We Bengalis of West Bengal have become a community of post-facto heroes and pre-emptive cowards. We produce more column inches of moral posturing after the danger has passed than we ever produced when speaking up carried actual cost. The same people who once gave India its sharpest minds and bravest hearts — pioneering in India’s freedom struggle — now specialise in the refined art of changing masters without changing their vocabulary of self-righteousness.

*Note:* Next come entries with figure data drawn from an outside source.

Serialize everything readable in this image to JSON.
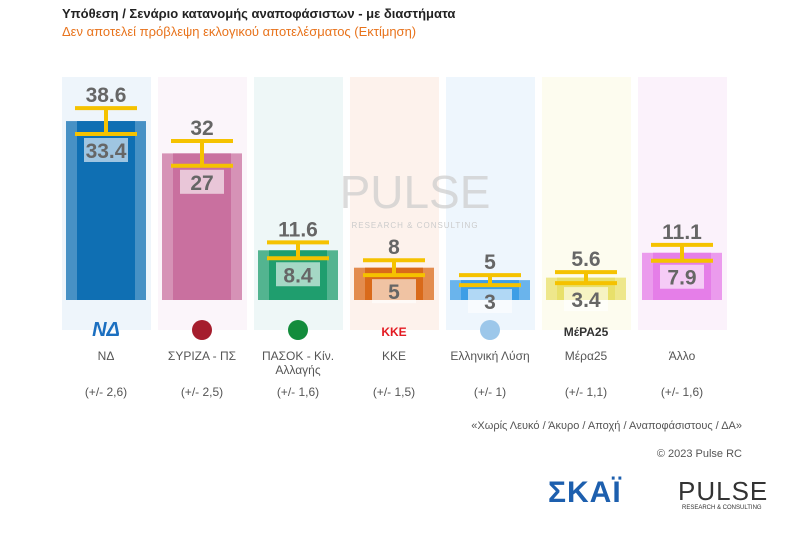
{
  "title": "Υπόθεση / Σενάριο κατανομής αναποφάσιστων - με διαστήματα",
  "subtitle": "Δεν αποτελεί πρόβλεψη εκλογικού αποτελέσματος   (Εκτίμηση)",
  "chart_data": {
    "type": "bar",
    "categories": [
      "ΝΔ",
      "ΣΥΡΙΖΑ - ΠΣ",
      "ΠΑΣΟΚ - Κίν. Αλλαγής",
      "ΚΚΕ",
      "Ελληνική Λύση",
      "Μέρα25",
      "Άλλο"
    ],
    "upper": [
      38.6,
      32,
      11.6,
      8,
      5,
      5.6,
      11.1
    ],
    "lower": [
      33.4,
      27,
      8.4,
      5,
      3,
      3.4,
      7.9
    ],
    "upper_labels": [
      "38.6",
      "32",
      "11.6",
      "8",
      "5",
      "5.6",
      "11.1"
    ],
    "lower_labels": [
      "33.4",
      "27",
      "8.4",
      "5",
      "3",
      "3.4",
      "7.9"
    ],
    "margins": [
      "(+/- 2,6)",
      "(+/- 2,5)",
      "(+/- 1,6)",
      "(+/- 1,5)",
      "(+/- 1)",
      "(+/- 1,1)",
      "(+/- 1,6)"
    ],
    "colors": [
      "#0f6fb3",
      "#c9709f",
      "#1f9e6e",
      "#d96a1a",
      "#3d9ee6",
      "#e8e06a",
      "#e57ee8"
    ],
    "panel_colors": [
      "#eef5fb",
      "#fbf5fa",
      "#eef7f7",
      "#fdf2ec",
      "#eef6fd",
      "#fdfcef",
      "#fbf2fb"
    ],
    "interval_color": "#f5c200"
  },
  "watermark": "PULSE",
  "watermark_sub": "RESEARCH & CONSULTING",
  "logos": [
    "ΝΔ",
    "ΣΥΡΙΖΑ",
    "ΠΑΣΟΚ",
    "ΚΚΕ",
    "Ελληνική Λύση",
    "ΜέΡΑ25",
    ""
  ],
  "footnote": "«Χωρίς Λευκό / Άκυρο / Αποχή / Αναποφάσιστους / ΔΑ»",
  "copyright": "© 2023 Pulse RC",
  "brand_skai": "ΣΚΑΪ",
  "brand_pulse": "PULSE",
  "brand_pulse_sub": "RESEARCH & CONSULTING"
}
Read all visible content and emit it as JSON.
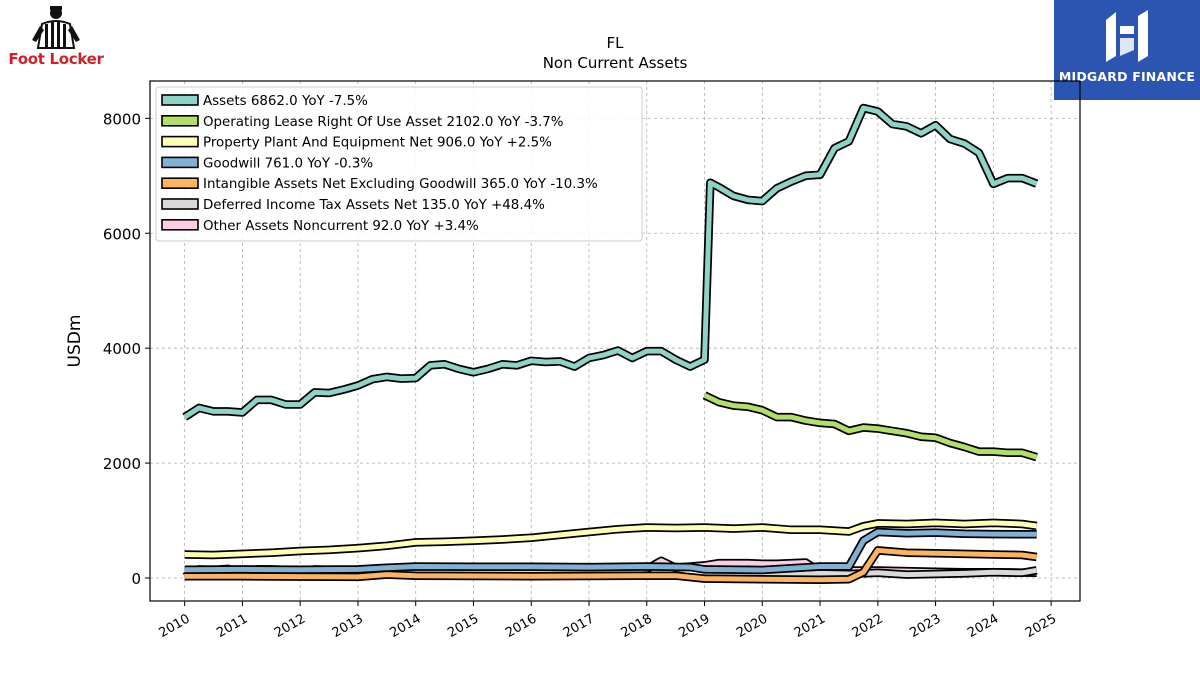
{
  "brand": {
    "left_logo_text": "Foot Locker",
    "right_logo_text": "MIDGARD FINANCE",
    "right_logo_color": "#2b55b0"
  },
  "chart_data": {
    "type": "line",
    "title": "FL",
    "subtitle": "Non Current  Assets",
    "ylabel": "USDm",
    "xlabel": "",
    "xlim": [
      2009.4,
      2025.5
    ],
    "ylim": [
      -400,
      8650
    ],
    "yticks": [
      0,
      2000,
      4000,
      6000,
      8000
    ],
    "xticks": [
      "2010",
      "2011",
      "2012",
      "2013",
      "2014",
      "2015",
      "2016",
      "2017",
      "2018",
      "2019",
      "2020",
      "2021",
      "2022",
      "2023",
      "2024",
      "2025"
    ],
    "grid": true,
    "legend_position": "top-left",
    "series": [
      {
        "name": "Assets  6862.0 YoY -7.5%",
        "color": "#8dd3c7",
        "x": [
          2010.0,
          2010.25,
          2010.5,
          2010.75,
          2011.0,
          2011.25,
          2011.5,
          2011.75,
          2012.0,
          2012.25,
          2012.5,
          2012.75,
          2013.0,
          2013.25,
          2013.5,
          2013.75,
          2014.0,
          2014.25,
          2014.5,
          2014.75,
          2015.0,
          2015.25,
          2015.5,
          2015.75,
          2016.0,
          2016.25,
          2016.5,
          2016.75,
          2017.0,
          2017.25,
          2017.5,
          2017.75,
          2018.0,
          2018.25,
          2018.5,
          2018.75,
          2019.0,
          2019.1,
          2019.25,
          2019.5,
          2019.75,
          2020.0,
          2020.25,
          2020.5,
          2020.75,
          2021.0,
          2021.25,
          2021.5,
          2021.75,
          2022.0,
          2022.25,
          2022.5,
          2022.75,
          2023.0,
          2023.25,
          2023.5,
          2023.75,
          2024.0,
          2024.25,
          2024.5,
          2024.75
        ],
        "values": [
          2800,
          2960,
          2900,
          2900,
          2880,
          3100,
          3100,
          3020,
          3020,
          3230,
          3220,
          3280,
          3350,
          3460,
          3500,
          3470,
          3480,
          3700,
          3720,
          3640,
          3580,
          3640,
          3720,
          3700,
          3780,
          3760,
          3770,
          3680,
          3830,
          3880,
          3960,
          3830,
          3950,
          3950,
          3800,
          3680,
          3800,
          6880,
          6800,
          6650,
          6580,
          6560,
          6780,
          6900,
          7000,
          7020,
          7480,
          7600,
          8180,
          8120,
          7900,
          7860,
          7740,
          7880,
          7640,
          7560,
          7400,
          6860,
          6960,
          6960,
          6862
        ]
      },
      {
        "name": "Operating Lease Right Of Use Asset  2102.0 YoY -3.7%",
        "color": "#b3de69",
        "x": [
          2019.0,
          2019.25,
          2019.5,
          2019.75,
          2020.0,
          2020.25,
          2020.5,
          2020.75,
          2021.0,
          2021.25,
          2021.5,
          2021.75,
          2022.0,
          2022.25,
          2022.5,
          2022.75,
          2023.0,
          2023.25,
          2023.5,
          2023.75,
          2024.0,
          2024.25,
          2024.5,
          2024.75
        ],
        "values": [
          3180,
          3060,
          3000,
          2980,
          2920,
          2800,
          2800,
          2740,
          2700,
          2680,
          2560,
          2620,
          2600,
          2560,
          2520,
          2460,
          2440,
          2350,
          2280,
          2200,
          2200,
          2180,
          2180,
          2102
        ]
      },
      {
        "name": "Property Plant And Equipment Net  906.0 YoY +2.5%",
        "color": "#ffffb3",
        "x": [
          2010.0,
          2010.5,
          2011.0,
          2011.5,
          2012.0,
          2012.5,
          2013.0,
          2013.5,
          2014.0,
          2014.5,
          2015.0,
          2015.5,
          2016.0,
          2016.5,
          2017.0,
          2017.5,
          2018.0,
          2018.5,
          2019.0,
          2019.5,
          2020.0,
          2020.5,
          2021.0,
          2021.5,
          2021.75,
          2022.0,
          2022.5,
          2023.0,
          2023.5,
          2024.0,
          2024.5,
          2024.75
        ],
        "values": [
          410,
          400,
          420,
          440,
          470,
          490,
          520,
          560,
          620,
          630,
          650,
          670,
          700,
          750,
          800,
          850,
          880,
          870,
          880,
          860,
          880,
          840,
          840,
          810,
          900,
          950,
          940,
          960,
          940,
          960,
          940,
          906
        ]
      },
      {
        "name": "Goodwill  761.0 YoY -0.3%",
        "color": "#80b1d3",
        "x": [
          2010.0,
          2011.0,
          2012.0,
          2013.0,
          2013.5,
          2014.0,
          2015.0,
          2016.0,
          2017.0,
          2018.0,
          2018.75,
          2019.0,
          2020.0,
          2021.0,
          2021.5,
          2021.75,
          2022.0,
          2022.5,
          2023.0,
          2023.5,
          2024.0,
          2024.75
        ],
        "values": [
          145,
          150,
          145,
          150,
          180,
          200,
          195,
          195,
          190,
          200,
          190,
          150,
          140,
          200,
          200,
          650,
          800,
          780,
          790,
          770,
          765,
          761
        ]
      },
      {
        "name": "Intangible Assets Net Excluding Goodwill  365.0 YoY -10.3%",
        "color": "#fdb462",
        "x": [
          2010.0,
          2011.0,
          2012.0,
          2013.0,
          2013.5,
          2014.0,
          2015.0,
          2016.0,
          2017.0,
          2018.0,
          2018.5,
          2019.0,
          2020.0,
          2021.0,
          2021.5,
          2021.75,
          2022.0,
          2022.5,
          2023.0,
          2023.5,
          2024.0,
          2024.5,
          2024.75
        ],
        "values": [
          30,
          30,
          25,
          20,
          60,
          40,
          35,
          30,
          35,
          40,
          40,
          -10,
          -20,
          -30,
          -20,
          100,
          480,
          440,
          430,
          420,
          410,
          400,
          365
        ]
      },
      {
        "name": "Deferred Income Tax Assets Net  135.0 YoY +48.4%",
        "color": "#d9d9d9",
        "x": [
          2019.0,
          2019.5,
          2020.0,
          2020.5,
          2021.0,
          2021.5,
          2022.0,
          2022.5,
          2023.0,
          2023.5,
          2024.0,
          2024.5,
          2024.75
        ],
        "values": [
          90,
          80,
          70,
          60,
          80,
          70,
          90,
          60,
          70,
          80,
          100,
          90,
          135
        ]
      },
      {
        "name": "Other Assets Noncurrent  92.0 YoY +3.4%",
        "color": "#fccde5",
        "x": [
          2010.0,
          2010.25,
          2010.5,
          2010.75,
          2011.0,
          2011.25,
          2011.5,
          2011.75,
          2012.0,
          2012.25,
          2012.5,
          2012.75,
          2013.0,
          2013.25,
          2013.5,
          2013.75,
          2014.0,
          2014.5,
          2015.0,
          2015.5,
          2016.0,
          2016.5,
          2017.0,
          2017.5,
          2017.75,
          2018.0,
          2018.25,
          2018.5,
          2018.75,
          2019.0,
          2019.25,
          2019.5,
          2019.75,
          2020.0,
          2020.25,
          2020.5,
          2020.75,
          2021.0,
          2021.5,
          2021.75,
          2022.0,
          2022.5,
          2023.0,
          2023.5,
          2024.0,
          2024.5,
          2024.75
        ],
        "values": [
          20,
          150,
          140,
          160,
          40,
          150,
          150,
          140,
          100,
          150,
          140,
          130,
          120,
          150,
          150,
          170,
          110,
          100,
          100,
          110,
          120,
          110,
          120,
          140,
          150,
          160,
          300,
          180,
          200,
          220,
          260,
          260,
          260,
          250,
          250,
          260,
          270,
          110,
          130,
          130,
          130,
          120,
          110,
          100,
          100,
          95,
          92
        ]
      }
    ]
  }
}
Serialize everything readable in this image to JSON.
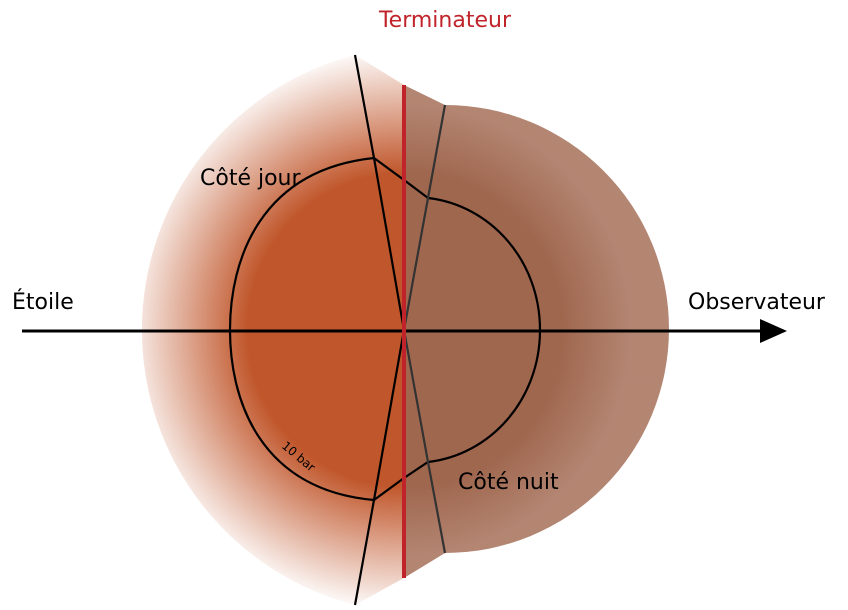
{
  "labels": {
    "terminator": "Terminateur",
    "day_side": "Côté jour",
    "night_side": "Côté nuit",
    "star": "Étoile",
    "observer": "Observateur",
    "pressure_level": "10 bar"
  }
}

The tragedy is not that some politicians switched sides. Politicians everywhere are opportunists (I repeat, not on this magnitude and scale). The tragedy is that the broader society — its writers, its journalists, its “civil society,” its ordinary citizens — has lost even the memory of what moral consistency once looked like. We no longer feel shame when we flip. We feel only the need to justify the chameleon in us with fresh language of ethics every time the wind changes direction.
The Bengal that once terrified the British with its intellect and its audacity has become a Bengal that terrifies no one except those who still remember what it used to be. We have traded character for comfort, courage for calculation, and honesty for the safety of whichever side happens to be winning at the moment.
History will remember this phase. It will not remember it kindly.